Politically, evangelicals knew that if government had authority to officially recognize Christianity, it could also choose to promote Catholicism, Presbyterianism, Judaism, or Islam. Government had no such authority. Chesterfield dissenters insisted that the government should not establish “the Christian religion lest thereby we become our own enemys and weaken this infant State.” Even associating a particular religion with being patriotic Americans, a preferment “in public opinion” according to Jefferson, was dangerous. Your religion could have no official influence on your place in the republic; “our civil rights have no dependence on our religious opinions,” the Virginia Statute says.

Thankfully for the new nation, Article VI of the Constitution embeds these concepts, declaring that “no religious test shall ever be required as a qualification to any office or public trust under the United States.” A free, democratic republic demands no less.
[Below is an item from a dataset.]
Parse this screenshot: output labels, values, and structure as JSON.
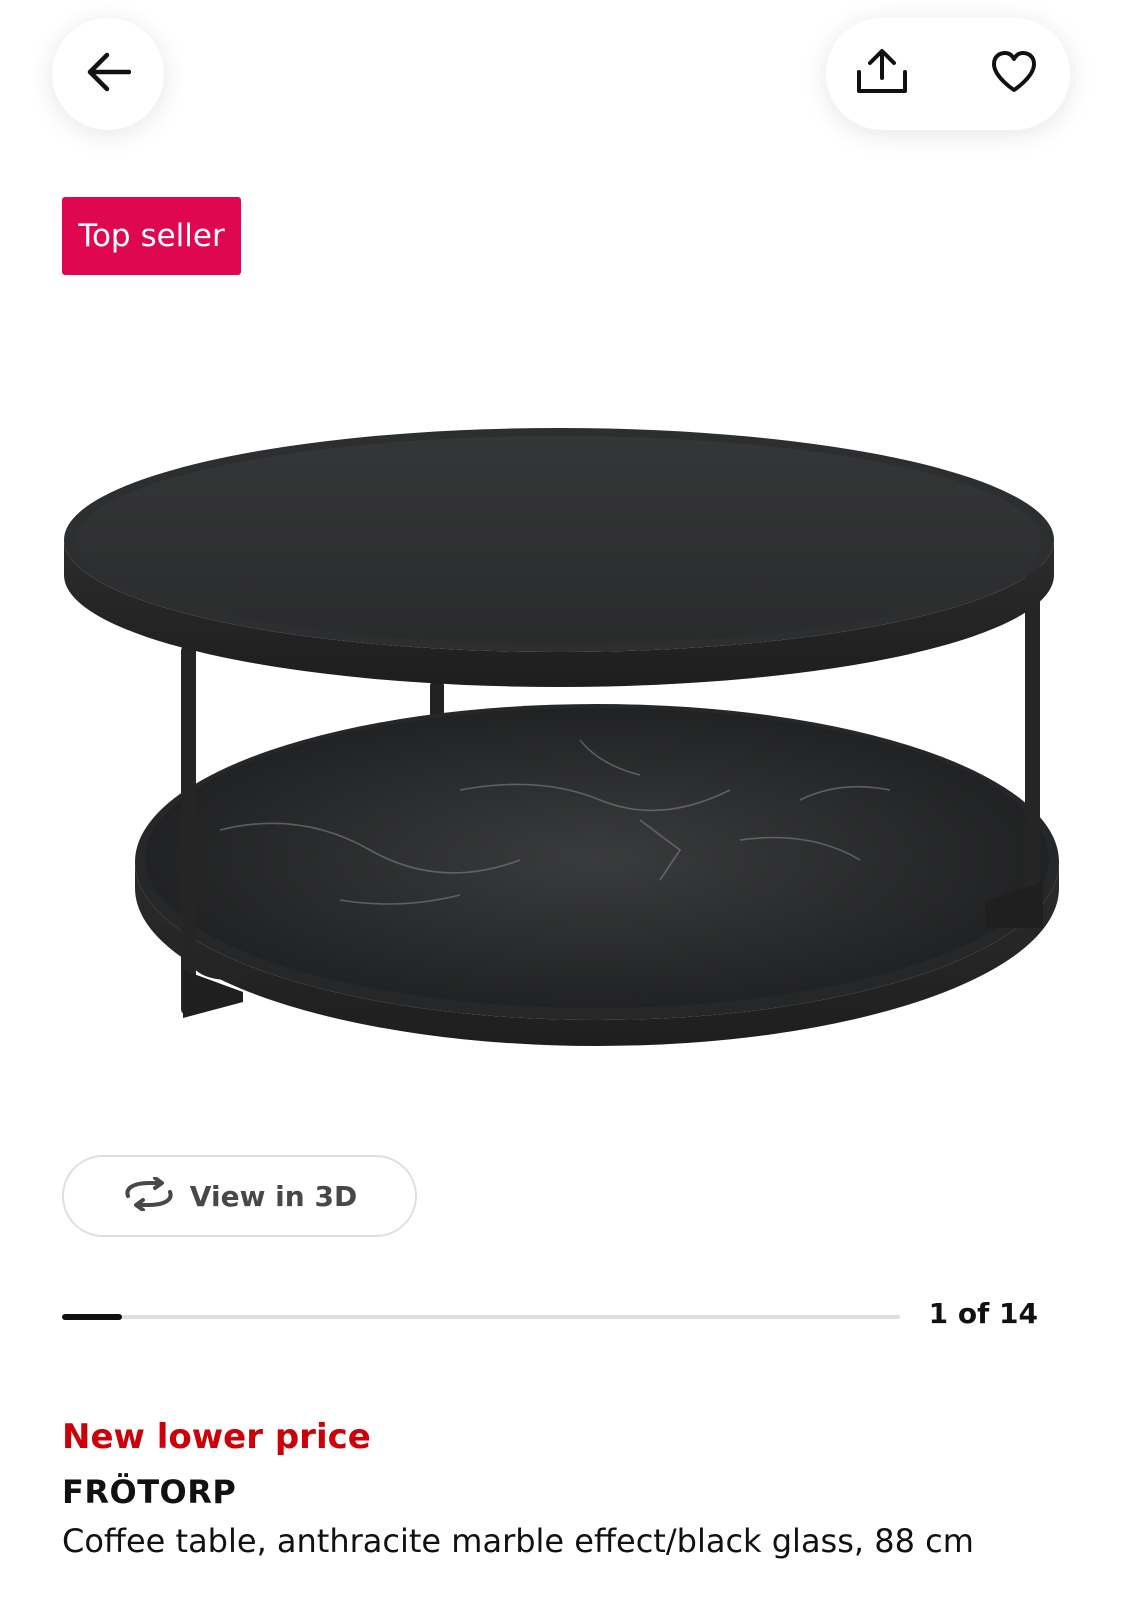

All of this was brought to mind in December when a Roy Moore spokesperson insisted that Muslims could not serve in Congress under the Constitution because they could not take the oath of office on the Bible — never mind that Jews, agnostics, and atheists would be precluded under the same logic. (CIA Director John Brennan took the oath of office on George Washington’s copy of the Constitution, a firm reminder that we have a government of laws, not of men, and not of religion.) Now, Moore is no expert on the Constitution and religious freedom, as he demonstrated repeatedly by his efforts as Alabama’s chief judge to endorse officially the Ten Commandments and ignore Supreme Court decisions. But ignorance of Article VI is important and Religious Freedom Day is an excellent opportunity to remind ourselves of its central role not only to our heritage, but the functioning of the republic. People can, of course, elect whom they choose to office, and do so for whatever reasons they choose, including religious reasons. But in America, no one is precluded from serving (in the government or the military) by reason of his or her religion, and no one can claim that “good” Americans come only from one religion, race, ethnicity, or gender.

E Pluribus Unum: America’s strength and exceptionalism is in its diversity. Or, as Jefferson said with respect to religion, “divided we stand, united we fall.”